Mit dem Mittaggebet um elf Uhr war der ersehnte Schluß erreicht. Alles rannte in eiligstem Tempo nach Hause, denn ein Frühstück gab es nicht mit in die Schule. Wohl dem, dem der gedeckte Tisch bereit stand; da und dort hatte man aber noch nicht Zeit gehabt zum Kochen, da gab's dann lange Gesichter. Eine kleine Anzahl allzu entfernt Wohnender blieb übrigens über Mittag in der Schule und verzehrte ein mitgebrachtes Butterbrot. Seltsam genug, auch das eine Abwechslung, die auch ich bei schlimmem Winterwetter wohl einmal mitmachte und sehr reizvoll fand. So groß ist das Verlangen der Jugend nach dem »Anderen«.

Der Nachmittagsunterricht begann mit der Schreibstunde. Die Kleinen[84] schrieben auf die Schiefertafel, die Größeren nach Vorlagen, die ausgeteilt wurden, mit Tinte ins Buch. Die allein erlaubte Form der Feder war der Gänsekiel. Der Lehrer saß jeden Tag die erste Hälfte der Stunde und schnitt Federn, die von Zeit zu Zeit eingeliefert werden mußten, ebenso wie ein Tintenschilling. In der zweiten wurde das Geschriebene nachgesehen und verbessert.

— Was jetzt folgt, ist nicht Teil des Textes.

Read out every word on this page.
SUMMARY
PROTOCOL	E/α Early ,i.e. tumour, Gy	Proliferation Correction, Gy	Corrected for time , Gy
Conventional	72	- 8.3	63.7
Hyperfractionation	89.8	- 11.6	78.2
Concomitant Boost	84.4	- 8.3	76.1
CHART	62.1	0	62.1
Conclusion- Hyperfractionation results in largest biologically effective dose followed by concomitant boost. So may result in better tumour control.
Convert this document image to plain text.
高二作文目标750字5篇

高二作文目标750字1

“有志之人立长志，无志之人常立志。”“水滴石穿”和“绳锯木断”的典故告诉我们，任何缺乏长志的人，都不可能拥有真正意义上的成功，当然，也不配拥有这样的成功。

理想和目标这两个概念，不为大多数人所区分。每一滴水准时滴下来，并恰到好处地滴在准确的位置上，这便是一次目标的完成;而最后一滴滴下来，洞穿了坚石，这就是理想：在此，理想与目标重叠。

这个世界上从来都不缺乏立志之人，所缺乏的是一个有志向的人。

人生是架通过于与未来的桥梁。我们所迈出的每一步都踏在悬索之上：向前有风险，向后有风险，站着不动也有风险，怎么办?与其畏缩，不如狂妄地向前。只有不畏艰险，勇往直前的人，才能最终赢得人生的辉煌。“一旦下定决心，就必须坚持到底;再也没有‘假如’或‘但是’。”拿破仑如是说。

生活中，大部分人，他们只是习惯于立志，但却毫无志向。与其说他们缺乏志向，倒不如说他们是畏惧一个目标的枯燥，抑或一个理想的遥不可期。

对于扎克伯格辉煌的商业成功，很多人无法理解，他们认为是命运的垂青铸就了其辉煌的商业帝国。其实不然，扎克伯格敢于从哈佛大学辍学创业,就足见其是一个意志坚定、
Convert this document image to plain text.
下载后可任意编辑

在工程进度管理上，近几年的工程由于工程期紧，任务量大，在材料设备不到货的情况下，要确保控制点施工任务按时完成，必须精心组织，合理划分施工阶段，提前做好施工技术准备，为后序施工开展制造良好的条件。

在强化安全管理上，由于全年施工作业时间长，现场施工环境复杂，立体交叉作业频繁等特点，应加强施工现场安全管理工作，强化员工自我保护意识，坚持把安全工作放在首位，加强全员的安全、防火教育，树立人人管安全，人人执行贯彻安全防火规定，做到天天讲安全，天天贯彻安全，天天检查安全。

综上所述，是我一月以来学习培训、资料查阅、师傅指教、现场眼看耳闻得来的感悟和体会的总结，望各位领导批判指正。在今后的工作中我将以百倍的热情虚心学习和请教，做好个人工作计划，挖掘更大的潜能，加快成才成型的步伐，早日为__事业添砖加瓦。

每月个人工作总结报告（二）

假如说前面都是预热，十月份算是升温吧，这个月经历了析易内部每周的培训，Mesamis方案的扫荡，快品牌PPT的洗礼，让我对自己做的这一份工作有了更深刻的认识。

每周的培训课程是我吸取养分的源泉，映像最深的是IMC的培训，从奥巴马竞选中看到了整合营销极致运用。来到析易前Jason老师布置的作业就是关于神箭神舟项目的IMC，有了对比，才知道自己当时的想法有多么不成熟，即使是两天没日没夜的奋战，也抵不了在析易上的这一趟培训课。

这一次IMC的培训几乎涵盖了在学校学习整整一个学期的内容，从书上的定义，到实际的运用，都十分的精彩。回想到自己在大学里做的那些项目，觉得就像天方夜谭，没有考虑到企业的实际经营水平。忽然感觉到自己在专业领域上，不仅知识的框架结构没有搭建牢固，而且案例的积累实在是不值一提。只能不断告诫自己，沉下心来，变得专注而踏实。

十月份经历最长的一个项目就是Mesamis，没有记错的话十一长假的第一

Aufregender pflegte die zweite Stunde zu sein: es war die Aufsagestunde: einmal in der Woche wurden die aufgegebenen Gesangbuchverse und Bibelsprüche oder der Katechismus abgehört, der Reihe nach, jeder kam dran. Und an jeden kam auch, bald öfter, bald seltener, je nach Begabung, für das Memorieren und aufgewendeten Fleiß die Reihe der Strafexekution. Bei manchem wußte man es vorher, er war stets unter denen, die sich ihre Last Prügel holten. Mit einer gewissen Spannung, gemischt aus Angst, Schadenfreude und der Aufregung, welche die Anwesenheit bei jeder schmerzlichen Operation gibt, sah man dem Augen blick entgegen, wo das Tau, ein dickes Schiffstauende, zum erstenmal in Wirksamkeit trat, um dann in der Regel bis zum Schluß der Stunde nicht mehr zur Ruhe zu kommen. Daß durch dieses Universalwerkzeug, es diente zur Abstrafung aller Sünden, die Fähigkeit, sich zu besinnen und das Gelernte hervorzubringen, gesteigert worden wäre, glaube ich nicht beobachtet zu haben; eher brachten Geschrei und Tränen der Heimgesuchten und Aussicht auf gleiches Schicksal wohl Assoziationshemmungen hervor, die auch den hereinfallen ließen, der unter heiterem Himmel mit seinem Vers glücklich durchgekommen wäre. Gerade die Fleißigen und Ängstlichen litten darunter, die Trägen waren bald so abgebrüht, daß es ihnen nicht mehr ausmachte als der Vorübergang einer Wolke vor der Sonne. Da ich früh lesen konnte, so kam ich früh unter diese Disziplin. Ich erinnere es selbst nicht, aber meine Mutter hat mir erzählt, daß sie mich als Kind einmal nachts im Bett habe weinen hören. Auf die Frage: was mir sei? habe ich geantwortet: ich solle morgen das »Was ist das« zum zweiten Artikel aufsagen und könne es nicht lernen; und dann seien mir schon wieder Schläge angedroht. Sie sei darauf zum Lehrer gegangen und habe ihm vorgestellt: er könne doch nicht von dem Fünfjährigen verlangen, was sonst Zehnjährige leisteten. Und so sei das Unwetter von meinem Rücken noch abgelenkt worden.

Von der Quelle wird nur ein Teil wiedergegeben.